Selang seminggu kemudian, tetangga dari kampung sebelah juga menjual produk yang sama persis dengan produk X yang kita buat—hanya namanya saja yang sedikit berbeda, katakanlah produk KaWe. Apesnya, penjualan produk KaWe lebih menguntungkan daripada produk X buatan kita. Dan semua proses bisnis produk KaWe berjalan tanpa seizin kita.

Bagaimana perasaan kita selaku pembuat produk X asli? Marah, tentu saja. Kesal, karena jerih payah kita bertahun-tahun membuat produk X malah disalahgunakan tanpa izin oleh pihak lain.

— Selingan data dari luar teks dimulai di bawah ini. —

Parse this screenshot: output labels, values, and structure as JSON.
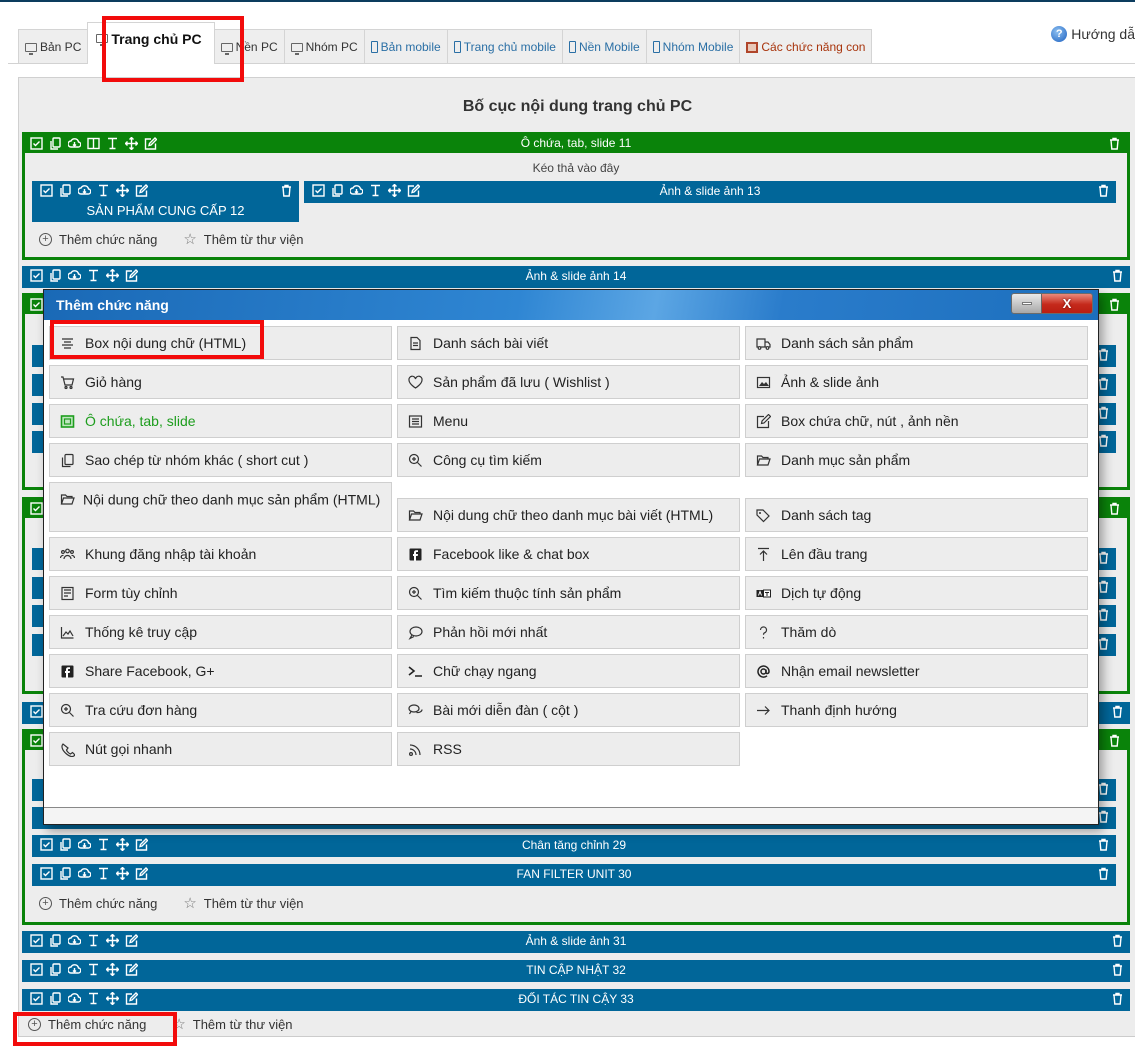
{
  "tabs": [
    {
      "label": "Bản PC",
      "kind": "pc",
      "icon": "monitor-icon"
    },
    {
      "label": "Trang chủ PC",
      "kind": "pc",
      "icon": "monitor-icon",
      "active": true
    },
    {
      "label": "Nền PC",
      "kind": "pc",
      "icon": "monitor-icon"
    },
    {
      "label": "Nhóm PC",
      "kind": "pc",
      "icon": "monitor-icon"
    },
    {
      "label": "Bản mobile",
      "kind": "mobile",
      "icon": "mobile-icon"
    },
    {
      "label": "Trang chủ mobile",
      "kind": "mobile",
      "icon": "mobile-icon"
    },
    {
      "label": "Nền Mobile",
      "kind": "mobile",
      "icon": "mobile-icon"
    },
    {
      "label": "Nhóm Mobile",
      "kind": "mobile",
      "icon": "mobile-icon"
    },
    {
      "label": "Các chức năng con",
      "kind": "sub",
      "icon": "subfunction-icon"
    }
  ],
  "help": {
    "label": "Hướng dẫ"
  },
  "panel": {
    "title": "Bố cục nội dung trang chủ PC",
    "container11": {
      "label": "Ô chứa, tab, slide 11",
      "drop_text": "Kéo thả vào đây"
    },
    "block12": {
      "label": "SẢN PHẨM CUNG CẤP 12"
    },
    "block13": {
      "label": "Ảnh & slide ảnh 13"
    },
    "block14": {
      "label": "Ảnh & slide ảnh 14"
    },
    "block29": {
      "label": "Chân tăng chỉnh 29"
    },
    "block30": {
      "label": "FAN FILTER UNIT 30"
    },
    "block31": {
      "label": "Ảnh & slide ảnh 31"
    },
    "block32": {
      "label": "TIN CẬP NHẬT 32"
    },
    "block33": {
      "label": "ĐỐI TÁC TIN CẬY 33"
    },
    "add_function": "Thêm chức năng",
    "add_from_library": "Thêm từ thư viện"
  },
  "colors": {
    "block_blue": "#016699",
    "container_green": "#0a830a",
    "highlight_red": "#f20b0b"
  },
  "modal": {
    "title": "Thêm chức năng",
    "columns": [
      [
        {
          "label": "Box nội dung chữ (HTML)",
          "icon": "align-lines-icon"
        },
        {
          "label": "Giỏ hàng",
          "icon": "cart-icon"
        },
        {
          "label": "Ô chứa, tab, slide",
          "icon": "container-icon",
          "green": true
        },
        {
          "label": "Sao chép từ nhóm khác ( short cut )",
          "icon": "copy-icon"
        },
        {
          "label": "Nội dung chữ theo danh mục sản phẩm (HTML)",
          "icon": "folder-open-icon",
          "tall": true
        },
        {
          "label": "Khung đăng nhập tài khoản",
          "icon": "users-icon"
        },
        {
          "label": "Form tùy chỉnh",
          "icon": "form-icon"
        },
        {
          "label": "Thống kê truy cập",
          "icon": "area-chart-icon"
        },
        {
          "label": "Share Facebook, G+",
          "icon": "facebook-icon"
        },
        {
          "label": "Tra cứu đơn hàng",
          "icon": "zoom-in-icon"
        },
        {
          "label": "Nút gọi nhanh",
          "icon": "phone-icon"
        }
      ],
      [
        {
          "label": "Danh sách bài viết",
          "icon": "document-icon"
        },
        {
          "label": "Sản phẩm đã lưu ( Wishlist )",
          "icon": "heart-icon"
        },
        {
          "label": "Menu",
          "icon": "list-icon"
        },
        {
          "label": "Công cụ tìm kiếm",
          "icon": "zoom-in-icon"
        },
        {
          "label": "Nội dung chữ theo danh mục bài viết (HTML)",
          "icon": "folder-open-icon"
        },
        {
          "label": "Facebook like & chat box",
          "icon": "facebook-icon"
        },
        {
          "label": "Tìm kiếm thuộc tính sản phẩm",
          "icon": "zoom-in-icon"
        },
        {
          "label": "Phản hồi mới nhất",
          "icon": "comment-icon"
        },
        {
          "label": "Chữ chạy ngang",
          "icon": "terminal-icon"
        },
        {
          "label": "Bài mới diễn đàn ( cột )",
          "icon": "comments-icon"
        },
        {
          "label": "RSS",
          "icon": "rss-icon"
        }
      ],
      [
        {
          "label": "Danh sách sản phẩm",
          "icon": "truck-icon"
        },
        {
          "label": "Ảnh & slide ảnh",
          "icon": "image-icon"
        },
        {
          "label": "Box chứa chữ, nút , ảnh nền",
          "icon": "edit-icon"
        },
        {
          "label": "Danh mục sản phẩm",
          "icon": "folder-open-icon"
        },
        {
          "label": "Danh sách tag",
          "icon": "tags-icon"
        },
        {
          "label": "Lên đầu trang",
          "icon": "arrow-up-icon"
        },
        {
          "label": "Dịch tự động",
          "icon": "translate-icon"
        },
        {
          "label": "Thăm dò",
          "icon": "question-icon"
        },
        {
          "label": "Nhận email newsletter",
          "icon": "at-icon"
        },
        {
          "label": "Thanh định hướng",
          "icon": "arrow-right-icon"
        }
      ]
    ]
  }
}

Itu hanya gambaran awal, kenapa pembajakan dikatakan tidak etis. Kalau mau jujur, nurani kita juga pasti mengiyakan bahwa pembajakan adalah sesuatu yang tidak baik. Tapi kemudian, sisi lain dari diri kita mencoba ngeles:
Lah, ini program penting banget buat kerjaan saya. Saya nggak bisa kerja kalo nggak punya program ini. Kalo saya mau beli mana sanggup. Mahal. Jadi, sementara mbajak dulu aja, ya. Toh yang punya produk ini sudah tajir tujuh turunan.”

Ya, saya sendiri sangat mafhum betapa OS Windows sudah menggurita di negara ini. Di rumah, di sekolah, di kampus, di rumah sakit, dan di kantor-kantor, OS Windows selalu menjadi pilihan pertama untuk mengurusi administrasi. Sayangnya, hanya segelintir saja yang memakai produk asli. Sisanya terjerembab dalam lingkaran setan produk bajakan.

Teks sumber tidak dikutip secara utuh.